Nakagawa et al170 tried to study the effect of stoichiometry (with nominal Sb:Co = 2.6~3.4) on thermoelectric properties of CoSb3 using a melt-annealing method. Transport properties are measured on slices of annealed ingot to avoid influence of high temperature sintering process.
However no clear trend was obtained. The presence of large quantities of secondary phases (CoSb2
for Co-rich samples, Sb for Sb-rich samples) complicates the investigation. Recently, a study171 on the effect of CoSb2 and Sb on the electronic properties of CoSb3 was revealed by a multi‐band Hall effect analysis. While CoSb2 increases the charge carrier density, the influence of the highly mobile charge carriers introduced by elemental Sb is worth noting as well.
By applying a high pressure (1.5GPa-3.5GPa) and high temperature (950K) assisted synthesis starting with stoichiometric Co and Sb powders, Su et al34 reported that all samples synthesized are
p-type, more interestingly, it is found that the carrier concentration can be a factor of 10 less when the pressure increases. This stress-dependent defect concentration is attributed to anti-site defects, whose formation energy may vary with the synthesis pressure. However, there was no experimental data to confirm this hypothesis. Excess Sb was observed in the lower pressure sample, which disappears for higher-pressure samples. This can be explained by the high volatility of Sb.
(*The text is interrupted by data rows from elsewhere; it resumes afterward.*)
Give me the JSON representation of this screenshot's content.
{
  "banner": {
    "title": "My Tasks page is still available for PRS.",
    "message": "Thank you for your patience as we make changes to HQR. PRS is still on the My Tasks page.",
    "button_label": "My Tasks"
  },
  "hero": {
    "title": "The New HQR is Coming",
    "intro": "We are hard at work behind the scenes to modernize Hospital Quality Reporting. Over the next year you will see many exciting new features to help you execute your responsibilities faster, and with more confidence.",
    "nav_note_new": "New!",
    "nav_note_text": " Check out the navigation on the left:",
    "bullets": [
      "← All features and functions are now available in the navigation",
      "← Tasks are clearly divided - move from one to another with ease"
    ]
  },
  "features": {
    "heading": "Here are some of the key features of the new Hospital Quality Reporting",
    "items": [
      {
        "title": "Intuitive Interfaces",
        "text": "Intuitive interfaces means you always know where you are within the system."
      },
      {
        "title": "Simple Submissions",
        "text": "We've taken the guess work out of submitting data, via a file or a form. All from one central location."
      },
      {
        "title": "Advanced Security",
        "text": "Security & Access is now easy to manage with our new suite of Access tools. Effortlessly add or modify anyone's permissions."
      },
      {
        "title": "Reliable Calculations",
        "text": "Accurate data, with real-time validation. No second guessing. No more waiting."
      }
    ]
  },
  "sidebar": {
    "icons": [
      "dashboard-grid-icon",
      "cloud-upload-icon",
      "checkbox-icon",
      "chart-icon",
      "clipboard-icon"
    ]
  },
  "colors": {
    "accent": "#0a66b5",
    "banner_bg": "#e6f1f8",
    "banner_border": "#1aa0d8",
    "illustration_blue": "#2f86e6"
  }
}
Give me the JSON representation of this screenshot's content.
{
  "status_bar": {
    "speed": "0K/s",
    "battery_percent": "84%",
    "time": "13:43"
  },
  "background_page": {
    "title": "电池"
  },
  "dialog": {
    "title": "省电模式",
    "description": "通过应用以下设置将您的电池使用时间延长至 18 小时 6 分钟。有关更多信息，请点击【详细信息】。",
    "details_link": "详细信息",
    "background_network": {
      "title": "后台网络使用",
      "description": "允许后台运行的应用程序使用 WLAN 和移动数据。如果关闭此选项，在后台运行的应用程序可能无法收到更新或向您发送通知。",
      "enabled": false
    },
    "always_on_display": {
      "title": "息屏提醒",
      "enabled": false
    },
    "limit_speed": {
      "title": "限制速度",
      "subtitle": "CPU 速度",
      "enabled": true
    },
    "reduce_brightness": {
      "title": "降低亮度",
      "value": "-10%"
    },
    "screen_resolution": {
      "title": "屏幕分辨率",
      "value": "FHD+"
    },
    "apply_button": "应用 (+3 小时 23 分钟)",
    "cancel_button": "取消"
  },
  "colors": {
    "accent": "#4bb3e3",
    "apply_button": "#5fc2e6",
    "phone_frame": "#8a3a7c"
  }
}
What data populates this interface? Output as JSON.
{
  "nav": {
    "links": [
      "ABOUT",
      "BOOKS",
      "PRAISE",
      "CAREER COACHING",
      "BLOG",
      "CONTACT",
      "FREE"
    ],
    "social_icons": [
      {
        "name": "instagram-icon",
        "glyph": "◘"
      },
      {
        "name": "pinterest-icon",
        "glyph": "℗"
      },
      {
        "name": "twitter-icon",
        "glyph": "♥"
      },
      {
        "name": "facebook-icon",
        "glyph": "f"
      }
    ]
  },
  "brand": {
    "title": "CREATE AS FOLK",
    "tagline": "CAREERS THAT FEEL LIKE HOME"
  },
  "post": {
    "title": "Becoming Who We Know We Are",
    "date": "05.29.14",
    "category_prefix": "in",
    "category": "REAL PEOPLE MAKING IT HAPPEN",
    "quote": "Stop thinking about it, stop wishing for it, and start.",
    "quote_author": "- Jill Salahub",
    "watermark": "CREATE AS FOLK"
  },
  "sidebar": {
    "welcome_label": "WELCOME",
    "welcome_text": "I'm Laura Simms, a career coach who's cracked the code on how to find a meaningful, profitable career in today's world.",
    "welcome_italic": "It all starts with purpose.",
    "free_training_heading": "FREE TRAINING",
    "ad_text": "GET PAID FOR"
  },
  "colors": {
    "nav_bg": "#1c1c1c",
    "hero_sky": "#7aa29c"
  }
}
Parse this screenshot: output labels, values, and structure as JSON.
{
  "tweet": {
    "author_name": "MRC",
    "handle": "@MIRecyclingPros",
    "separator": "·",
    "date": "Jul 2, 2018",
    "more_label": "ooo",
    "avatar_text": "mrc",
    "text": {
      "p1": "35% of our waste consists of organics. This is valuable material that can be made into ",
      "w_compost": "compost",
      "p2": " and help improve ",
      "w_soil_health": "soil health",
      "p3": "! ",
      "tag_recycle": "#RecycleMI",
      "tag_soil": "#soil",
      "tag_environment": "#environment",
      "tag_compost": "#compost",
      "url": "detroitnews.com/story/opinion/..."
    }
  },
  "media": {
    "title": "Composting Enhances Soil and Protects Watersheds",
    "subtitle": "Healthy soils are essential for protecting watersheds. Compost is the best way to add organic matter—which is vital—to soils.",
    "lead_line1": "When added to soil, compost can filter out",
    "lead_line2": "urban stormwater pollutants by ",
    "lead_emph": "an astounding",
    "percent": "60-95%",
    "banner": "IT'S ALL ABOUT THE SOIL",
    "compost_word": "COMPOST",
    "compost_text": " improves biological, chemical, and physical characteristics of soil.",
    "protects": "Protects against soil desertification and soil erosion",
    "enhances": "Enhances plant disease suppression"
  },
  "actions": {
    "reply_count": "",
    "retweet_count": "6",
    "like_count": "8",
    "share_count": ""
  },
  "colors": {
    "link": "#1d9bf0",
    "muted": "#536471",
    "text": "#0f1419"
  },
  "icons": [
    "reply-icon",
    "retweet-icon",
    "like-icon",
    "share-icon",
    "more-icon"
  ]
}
From the literature review we can conclude that a few factors are important in the experimental defect study of intrinsic CoSb3:
1) The form and purity of starting material. Powder raw elements tend to introduce O2 up to 1000ppm into the system. Fe or Ni impurities, which are easy to be found in Co, can contribute to p- or n-type doping as well.
2) If we compare the most common synthesis methods, traditional melt-annealing and mechanical alloying (ball milling), the latter is more prone to introduce impurities such as oxygen or Fe (if the vial is made of steel).
3) Consolidation conditions are important. The high sintering temperature can alter the stoichiometry to be Sb-deficient in CoSb3, resulting an n-type behavior. The increasing sintering pressure leads to a decreasing p-type carrier concentration, the reason to which remains unclear.
4) When considering the influence of off-stoichiometry (either Co-rich or Sb-rich) on defects, often large amount of secondary phases is introduced as well. The influence of these secondary phases is not fully clear yet. It is thus required to synthesis of Co-rich/Sb-rich samples with little secondary phases.